In development, in association with the Classical Receptions Workshop in the Alice Kaplan Institute for the Humanities, Northwestern University.
“If you could act unjustly with impunity and at the same time also enjoy all the benefits that flow from a reputation for goodness should you nevertheless choose to act justly? If yes, does this choice require self-sacrifice or produce happiness? Do cultural and political institutions shape our ability to choose wisely and live well?

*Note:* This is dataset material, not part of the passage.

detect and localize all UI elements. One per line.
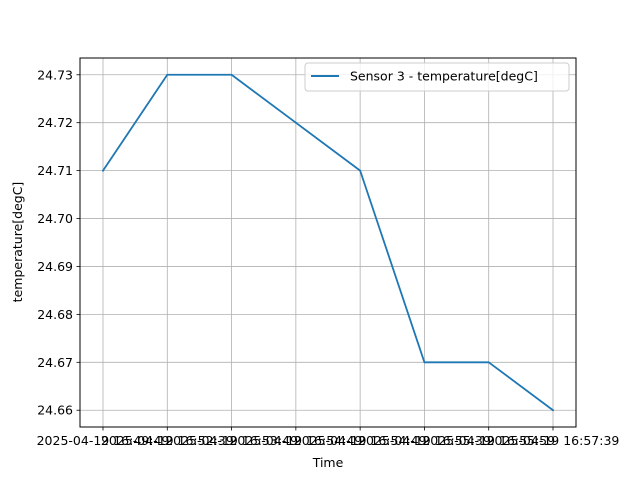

In the Republic, Socrates tells the story of a lengthy conversation he had the day before about these questions in the presence of an assortment of characters including fellow citizens, a family of immigrants, a sharp but irritable young man, an aging patriarch, and fellow veterans, some of whom push him in very demanding directions (“Explain why precisely we should choose justice! Explain why your answer involves positing gender equality and rejecting the nuclear family! Tell us why this view has merit if it is not easily realizable!”).
Inspired by Socrates’ declaration that the account of justice he details in words in the Republic creates “a sight worth seeing,” we envision a 90-minute performance by a small ensemble that conveys both the dramatic arc of the reasoned argument of the book and the emotional allure–even physicality–of the stunning images and metaphors that make it sing and for which Plato’s Republic is renowned (e.g., ship of state, city is a soul writ large, allegory of the cave, philosopher-king, Er’s trip to the underworld). We aim not to envelop an audience in general moral ideas and impressions of philosophical views associated with Platonic thought, nor to strictly represent dispassionately the logic of a philosophical argument.
Rather, we aim to expand on Yannis Simonides’ portrayal of Socrates in action (in the Apology) to present a captivating theatrical experience of the very construction of a sustained, unnerving and amusing inquiry into gravely important matters we ordinarily consider settled, and thus to provoke reflection, wonder and appreciation for this Hellenic inheritance”. Sara Monoson, professor of political science and classics, Northwestern University in Chicago.